Response to CPRE blogpost
A spokesperson for Greater Cambridge Shared Planning said: “We are disappointed that CPRE have published a misleading interpretation of the data that we first made publicly available last September. The Greater Cambridge Local Plan consultation, the First Conversation, led to more than 5,000 unique visitors to our website, 6,000 people engaged at events and 30,000 views of our videos online. We know that over 700 different named respondents – and probably many more once anonymous comments are taken into account – submitted feedback to the consultation. These responses came from individuals, parish councils, residents associations, and many more. They play a vital part in our plan-making process, giving us an insight into local priorities and helping to shape the emerging plan. It is also worth noting that Greater Cambridge Shared Planning has been recently shortlisted twice, for its excellence in public engagement in plan-making, at the national Planning Awards. We have been asked to attend Government operational planning teams to showcase our experience on how to increase the quality and quantity of local engagement in planning. This is because we take our responsibilities towards our communities very seriously and we devote a lot of time and energy into using all the means we can to reach out better each time.”
Further context
We cannot track with certainty how many people that we spoke to at events visited our website, filled in a response form online, or sent us an email. But we do know that we received a huge number of responses through a whole range of methods:
- We gathered 226 comments from individuals at events
- We received over 1,000 responses via our website (which permitted anonymous responses). Some of these will have been comments submitted by the same person to different questions.

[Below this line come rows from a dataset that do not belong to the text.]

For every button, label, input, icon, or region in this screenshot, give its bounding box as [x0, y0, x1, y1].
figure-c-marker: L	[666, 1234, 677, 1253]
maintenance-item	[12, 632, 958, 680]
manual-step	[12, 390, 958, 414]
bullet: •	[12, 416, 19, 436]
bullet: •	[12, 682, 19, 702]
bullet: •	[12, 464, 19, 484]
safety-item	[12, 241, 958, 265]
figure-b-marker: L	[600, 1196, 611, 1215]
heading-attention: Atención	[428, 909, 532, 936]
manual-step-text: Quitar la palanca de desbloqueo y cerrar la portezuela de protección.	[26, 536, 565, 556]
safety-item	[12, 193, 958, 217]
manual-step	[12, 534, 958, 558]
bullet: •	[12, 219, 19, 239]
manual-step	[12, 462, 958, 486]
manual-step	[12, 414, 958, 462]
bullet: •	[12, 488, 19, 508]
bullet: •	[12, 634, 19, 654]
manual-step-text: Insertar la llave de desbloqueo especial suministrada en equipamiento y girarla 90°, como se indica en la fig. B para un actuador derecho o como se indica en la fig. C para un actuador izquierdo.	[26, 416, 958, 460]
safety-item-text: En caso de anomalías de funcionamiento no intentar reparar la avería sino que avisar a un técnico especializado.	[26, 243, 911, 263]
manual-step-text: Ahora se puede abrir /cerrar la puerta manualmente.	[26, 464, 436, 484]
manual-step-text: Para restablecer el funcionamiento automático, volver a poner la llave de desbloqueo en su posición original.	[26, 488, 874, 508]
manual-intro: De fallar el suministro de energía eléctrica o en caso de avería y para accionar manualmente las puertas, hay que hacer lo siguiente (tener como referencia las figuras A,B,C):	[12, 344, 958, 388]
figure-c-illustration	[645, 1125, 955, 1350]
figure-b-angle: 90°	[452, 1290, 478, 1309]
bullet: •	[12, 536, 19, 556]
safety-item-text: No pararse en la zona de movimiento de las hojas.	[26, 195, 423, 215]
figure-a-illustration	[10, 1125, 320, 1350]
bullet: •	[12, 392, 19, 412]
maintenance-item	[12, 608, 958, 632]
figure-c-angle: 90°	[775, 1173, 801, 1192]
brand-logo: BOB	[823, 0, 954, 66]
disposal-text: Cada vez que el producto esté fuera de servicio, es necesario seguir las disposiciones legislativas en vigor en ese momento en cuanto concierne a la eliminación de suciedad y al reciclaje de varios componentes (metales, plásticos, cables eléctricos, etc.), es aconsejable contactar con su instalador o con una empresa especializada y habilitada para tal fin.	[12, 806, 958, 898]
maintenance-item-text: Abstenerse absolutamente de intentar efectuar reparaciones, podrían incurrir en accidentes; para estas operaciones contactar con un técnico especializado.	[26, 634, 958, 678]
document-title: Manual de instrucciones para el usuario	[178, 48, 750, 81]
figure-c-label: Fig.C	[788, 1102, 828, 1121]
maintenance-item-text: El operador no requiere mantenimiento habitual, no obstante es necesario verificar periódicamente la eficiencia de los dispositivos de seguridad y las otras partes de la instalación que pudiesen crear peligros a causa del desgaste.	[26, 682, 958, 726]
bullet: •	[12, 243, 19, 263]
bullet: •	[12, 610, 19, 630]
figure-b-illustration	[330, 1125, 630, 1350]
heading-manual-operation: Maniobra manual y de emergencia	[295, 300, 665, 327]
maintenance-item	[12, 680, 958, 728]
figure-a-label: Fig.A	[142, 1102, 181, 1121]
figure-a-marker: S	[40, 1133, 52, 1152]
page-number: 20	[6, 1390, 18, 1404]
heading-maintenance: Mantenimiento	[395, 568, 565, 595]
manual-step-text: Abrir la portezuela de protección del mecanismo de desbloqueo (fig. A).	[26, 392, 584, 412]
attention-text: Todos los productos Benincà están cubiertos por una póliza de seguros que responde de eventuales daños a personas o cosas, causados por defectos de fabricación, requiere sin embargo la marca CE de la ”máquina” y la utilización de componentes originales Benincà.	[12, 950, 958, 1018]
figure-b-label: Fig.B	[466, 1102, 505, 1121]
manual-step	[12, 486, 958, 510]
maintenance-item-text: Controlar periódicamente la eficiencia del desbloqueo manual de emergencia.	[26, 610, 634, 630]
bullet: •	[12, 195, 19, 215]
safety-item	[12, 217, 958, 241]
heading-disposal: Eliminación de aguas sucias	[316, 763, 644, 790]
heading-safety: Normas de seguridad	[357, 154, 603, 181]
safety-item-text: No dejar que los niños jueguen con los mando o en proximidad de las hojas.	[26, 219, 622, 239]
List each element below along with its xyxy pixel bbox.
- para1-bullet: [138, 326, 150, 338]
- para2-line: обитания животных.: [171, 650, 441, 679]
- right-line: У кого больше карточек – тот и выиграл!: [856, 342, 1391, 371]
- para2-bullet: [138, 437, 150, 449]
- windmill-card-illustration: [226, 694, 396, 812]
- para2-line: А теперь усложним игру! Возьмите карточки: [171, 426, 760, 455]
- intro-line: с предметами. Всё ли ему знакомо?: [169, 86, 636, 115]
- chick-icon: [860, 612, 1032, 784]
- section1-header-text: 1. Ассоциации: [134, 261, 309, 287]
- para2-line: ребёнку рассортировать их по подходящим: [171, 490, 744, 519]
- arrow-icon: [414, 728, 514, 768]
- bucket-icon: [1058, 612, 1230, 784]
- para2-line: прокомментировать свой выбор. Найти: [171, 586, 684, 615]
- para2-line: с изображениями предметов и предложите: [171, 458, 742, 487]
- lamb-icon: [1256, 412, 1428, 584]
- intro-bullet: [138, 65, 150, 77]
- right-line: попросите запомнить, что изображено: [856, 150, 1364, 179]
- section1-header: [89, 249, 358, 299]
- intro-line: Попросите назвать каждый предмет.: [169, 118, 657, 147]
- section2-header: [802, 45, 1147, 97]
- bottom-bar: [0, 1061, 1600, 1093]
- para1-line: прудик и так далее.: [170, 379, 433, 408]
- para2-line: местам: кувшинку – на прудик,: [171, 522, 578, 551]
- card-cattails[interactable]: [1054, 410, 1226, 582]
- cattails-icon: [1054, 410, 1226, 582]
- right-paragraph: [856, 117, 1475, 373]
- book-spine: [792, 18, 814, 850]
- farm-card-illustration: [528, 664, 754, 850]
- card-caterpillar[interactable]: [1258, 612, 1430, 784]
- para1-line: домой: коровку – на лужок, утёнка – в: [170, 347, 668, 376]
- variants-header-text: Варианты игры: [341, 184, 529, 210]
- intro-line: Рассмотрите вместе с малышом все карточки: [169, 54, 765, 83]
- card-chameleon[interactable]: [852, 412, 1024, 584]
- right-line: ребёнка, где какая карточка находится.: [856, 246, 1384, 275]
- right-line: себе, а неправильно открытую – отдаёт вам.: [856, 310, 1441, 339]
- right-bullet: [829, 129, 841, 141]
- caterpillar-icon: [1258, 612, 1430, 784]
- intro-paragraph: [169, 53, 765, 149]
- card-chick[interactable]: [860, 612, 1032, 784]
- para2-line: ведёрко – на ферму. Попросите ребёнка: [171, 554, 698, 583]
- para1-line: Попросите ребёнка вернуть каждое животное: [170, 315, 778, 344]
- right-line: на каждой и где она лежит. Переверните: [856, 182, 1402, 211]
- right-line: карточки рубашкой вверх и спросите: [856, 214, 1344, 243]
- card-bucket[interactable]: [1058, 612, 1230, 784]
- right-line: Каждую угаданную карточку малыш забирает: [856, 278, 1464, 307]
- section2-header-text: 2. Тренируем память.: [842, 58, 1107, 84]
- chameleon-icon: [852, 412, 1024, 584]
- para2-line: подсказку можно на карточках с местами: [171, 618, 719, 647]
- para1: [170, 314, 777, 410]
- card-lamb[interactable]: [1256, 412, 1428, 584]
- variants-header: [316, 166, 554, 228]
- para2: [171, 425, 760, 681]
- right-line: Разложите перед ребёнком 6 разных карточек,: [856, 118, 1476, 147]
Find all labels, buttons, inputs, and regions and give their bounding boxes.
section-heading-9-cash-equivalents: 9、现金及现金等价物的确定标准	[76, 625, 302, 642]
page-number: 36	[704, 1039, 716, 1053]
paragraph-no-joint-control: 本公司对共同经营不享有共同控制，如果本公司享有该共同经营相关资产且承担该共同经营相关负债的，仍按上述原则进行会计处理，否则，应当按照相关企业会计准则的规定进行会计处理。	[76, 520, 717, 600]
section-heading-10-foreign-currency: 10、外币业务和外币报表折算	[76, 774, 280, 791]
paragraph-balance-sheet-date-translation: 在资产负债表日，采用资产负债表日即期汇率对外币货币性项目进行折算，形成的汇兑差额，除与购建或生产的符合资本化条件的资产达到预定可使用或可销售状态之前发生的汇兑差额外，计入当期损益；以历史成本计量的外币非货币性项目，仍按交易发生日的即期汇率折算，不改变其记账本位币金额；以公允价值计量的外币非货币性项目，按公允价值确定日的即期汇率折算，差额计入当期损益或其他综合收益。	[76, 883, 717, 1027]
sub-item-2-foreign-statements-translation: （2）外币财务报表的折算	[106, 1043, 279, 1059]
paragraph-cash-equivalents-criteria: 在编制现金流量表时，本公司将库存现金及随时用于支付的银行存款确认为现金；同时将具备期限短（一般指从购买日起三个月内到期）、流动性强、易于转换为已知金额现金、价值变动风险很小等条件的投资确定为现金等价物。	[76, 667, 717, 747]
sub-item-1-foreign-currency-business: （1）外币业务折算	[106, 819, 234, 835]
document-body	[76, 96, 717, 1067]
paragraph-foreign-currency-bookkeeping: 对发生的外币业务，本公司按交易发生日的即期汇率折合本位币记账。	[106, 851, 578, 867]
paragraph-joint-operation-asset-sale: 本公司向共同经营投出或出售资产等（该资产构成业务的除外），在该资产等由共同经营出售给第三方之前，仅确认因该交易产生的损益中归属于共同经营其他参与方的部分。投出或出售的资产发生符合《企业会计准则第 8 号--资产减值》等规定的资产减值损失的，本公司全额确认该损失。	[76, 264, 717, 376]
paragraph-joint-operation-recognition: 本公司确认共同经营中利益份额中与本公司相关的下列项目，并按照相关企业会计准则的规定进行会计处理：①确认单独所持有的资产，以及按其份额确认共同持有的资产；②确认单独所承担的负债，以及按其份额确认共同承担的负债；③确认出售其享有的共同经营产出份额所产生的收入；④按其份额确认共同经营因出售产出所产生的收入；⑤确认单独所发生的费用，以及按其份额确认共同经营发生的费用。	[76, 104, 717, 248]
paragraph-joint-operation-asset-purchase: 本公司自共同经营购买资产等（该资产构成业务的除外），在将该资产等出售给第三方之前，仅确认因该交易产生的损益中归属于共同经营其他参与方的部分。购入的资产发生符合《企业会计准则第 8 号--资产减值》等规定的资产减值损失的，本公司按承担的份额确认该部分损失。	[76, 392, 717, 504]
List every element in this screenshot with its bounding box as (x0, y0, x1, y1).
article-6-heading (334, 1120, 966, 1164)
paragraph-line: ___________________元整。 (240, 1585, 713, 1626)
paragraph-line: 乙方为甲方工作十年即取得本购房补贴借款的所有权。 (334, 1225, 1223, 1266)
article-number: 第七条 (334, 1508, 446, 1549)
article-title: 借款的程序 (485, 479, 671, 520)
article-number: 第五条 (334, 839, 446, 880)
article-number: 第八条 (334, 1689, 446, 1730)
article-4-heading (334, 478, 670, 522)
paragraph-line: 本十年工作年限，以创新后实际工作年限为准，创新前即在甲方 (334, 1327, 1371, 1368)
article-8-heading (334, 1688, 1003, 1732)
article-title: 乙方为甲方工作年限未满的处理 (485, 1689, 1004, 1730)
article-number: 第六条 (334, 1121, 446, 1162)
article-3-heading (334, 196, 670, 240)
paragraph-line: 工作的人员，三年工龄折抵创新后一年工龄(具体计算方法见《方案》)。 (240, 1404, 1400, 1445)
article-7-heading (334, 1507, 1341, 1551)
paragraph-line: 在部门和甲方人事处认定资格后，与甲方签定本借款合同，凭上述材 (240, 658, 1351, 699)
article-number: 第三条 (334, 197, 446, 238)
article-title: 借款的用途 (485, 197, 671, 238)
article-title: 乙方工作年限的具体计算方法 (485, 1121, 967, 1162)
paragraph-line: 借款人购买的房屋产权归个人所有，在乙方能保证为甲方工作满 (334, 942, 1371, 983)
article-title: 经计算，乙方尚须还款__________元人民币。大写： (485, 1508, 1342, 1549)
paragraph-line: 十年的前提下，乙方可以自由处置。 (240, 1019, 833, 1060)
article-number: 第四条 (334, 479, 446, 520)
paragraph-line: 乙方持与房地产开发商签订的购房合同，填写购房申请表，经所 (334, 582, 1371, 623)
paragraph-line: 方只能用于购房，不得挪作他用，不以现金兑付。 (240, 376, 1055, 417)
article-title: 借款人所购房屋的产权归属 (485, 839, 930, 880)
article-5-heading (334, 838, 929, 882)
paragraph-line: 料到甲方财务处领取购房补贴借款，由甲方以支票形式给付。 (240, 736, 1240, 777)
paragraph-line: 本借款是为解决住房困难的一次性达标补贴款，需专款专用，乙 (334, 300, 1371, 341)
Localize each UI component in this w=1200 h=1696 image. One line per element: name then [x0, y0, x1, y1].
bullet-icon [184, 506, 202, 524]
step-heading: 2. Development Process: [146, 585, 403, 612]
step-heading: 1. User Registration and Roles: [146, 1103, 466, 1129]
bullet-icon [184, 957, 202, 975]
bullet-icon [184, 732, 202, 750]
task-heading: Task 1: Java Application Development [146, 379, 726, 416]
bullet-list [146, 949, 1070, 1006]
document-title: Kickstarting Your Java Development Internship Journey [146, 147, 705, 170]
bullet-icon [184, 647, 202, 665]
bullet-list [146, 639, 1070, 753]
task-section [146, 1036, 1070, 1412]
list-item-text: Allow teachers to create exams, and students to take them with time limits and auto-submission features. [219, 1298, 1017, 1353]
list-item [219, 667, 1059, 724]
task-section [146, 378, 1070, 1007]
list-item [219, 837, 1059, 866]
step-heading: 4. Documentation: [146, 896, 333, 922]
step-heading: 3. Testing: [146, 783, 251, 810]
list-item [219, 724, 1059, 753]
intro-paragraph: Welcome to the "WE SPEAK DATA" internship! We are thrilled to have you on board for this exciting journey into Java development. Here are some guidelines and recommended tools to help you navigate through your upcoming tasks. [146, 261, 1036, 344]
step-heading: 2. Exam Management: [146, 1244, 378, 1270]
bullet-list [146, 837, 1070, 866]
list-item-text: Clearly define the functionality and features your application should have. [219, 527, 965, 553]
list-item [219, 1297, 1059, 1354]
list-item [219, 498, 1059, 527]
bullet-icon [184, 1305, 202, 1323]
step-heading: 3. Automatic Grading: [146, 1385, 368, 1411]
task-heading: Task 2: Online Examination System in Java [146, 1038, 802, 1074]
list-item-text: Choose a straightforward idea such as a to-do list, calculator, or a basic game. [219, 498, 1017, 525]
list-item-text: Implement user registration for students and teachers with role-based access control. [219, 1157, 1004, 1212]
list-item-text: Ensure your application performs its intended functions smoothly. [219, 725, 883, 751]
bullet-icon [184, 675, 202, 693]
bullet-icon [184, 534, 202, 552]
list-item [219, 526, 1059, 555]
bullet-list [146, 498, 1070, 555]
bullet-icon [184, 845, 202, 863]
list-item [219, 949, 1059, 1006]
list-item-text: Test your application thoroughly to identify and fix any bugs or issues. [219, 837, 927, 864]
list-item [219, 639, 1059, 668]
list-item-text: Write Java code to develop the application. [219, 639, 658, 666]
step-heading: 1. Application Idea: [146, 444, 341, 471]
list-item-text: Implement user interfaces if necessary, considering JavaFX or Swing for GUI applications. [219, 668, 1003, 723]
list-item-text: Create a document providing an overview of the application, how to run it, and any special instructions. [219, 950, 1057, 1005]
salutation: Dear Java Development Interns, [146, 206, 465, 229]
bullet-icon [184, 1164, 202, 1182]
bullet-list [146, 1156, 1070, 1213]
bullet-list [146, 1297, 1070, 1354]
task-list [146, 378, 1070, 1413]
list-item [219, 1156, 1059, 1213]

- 6,500 comments were registered on our online consultation system, Opus 2 Consult. This includes comments directly entered into the system by registered users; comments submitted to us via email that used our downloadable response form (for which a name and address were supplied), as well as other comments via email (for which the respondent gave consent for it to be registered on the system). 740 unique respondents had responses registered on our system in this way. This alone is more than 10 times the ’66 responses’ suggested by CPRE.
- Some responses came from Parish Councils and Residents Associations; some represented landowners and developers; some were individuals, representatives from charities, businesses, statutory bodies like the Environment Agency, and others. All are valid – in plan-making it is the quality, not the quantity, of responses that matter, because plans must be founded on sound evidence.
We also know that we reached a more diverse range of people than ever before. We asked people who had submitted a consultation response, to complete a voluntary survey, so we could assess diversity. 193 people completed this survey, which was set up so that it could only be answered once from an individual IP address.
- 12% identified as mixed-race or non-white in their ethnic background. This is exactly the same proportion within the general population for Greater Cambridge, according to Census 2011 data, showing that we reached out well to those from varied ethnic backgrounds.
- 22% of respondents identified as having a physical or mental health condition, or illness expected to last 12 months or more. 13% of Cambridge residents and 13.9% of South Cambridgeshire residents reported a limiting long-term illness or disability in the 2011 Census, so this suggests that the consultation was particularly effective at reaching those with physical or mental health conditions.
- 89% of respondents were from a CB postcode.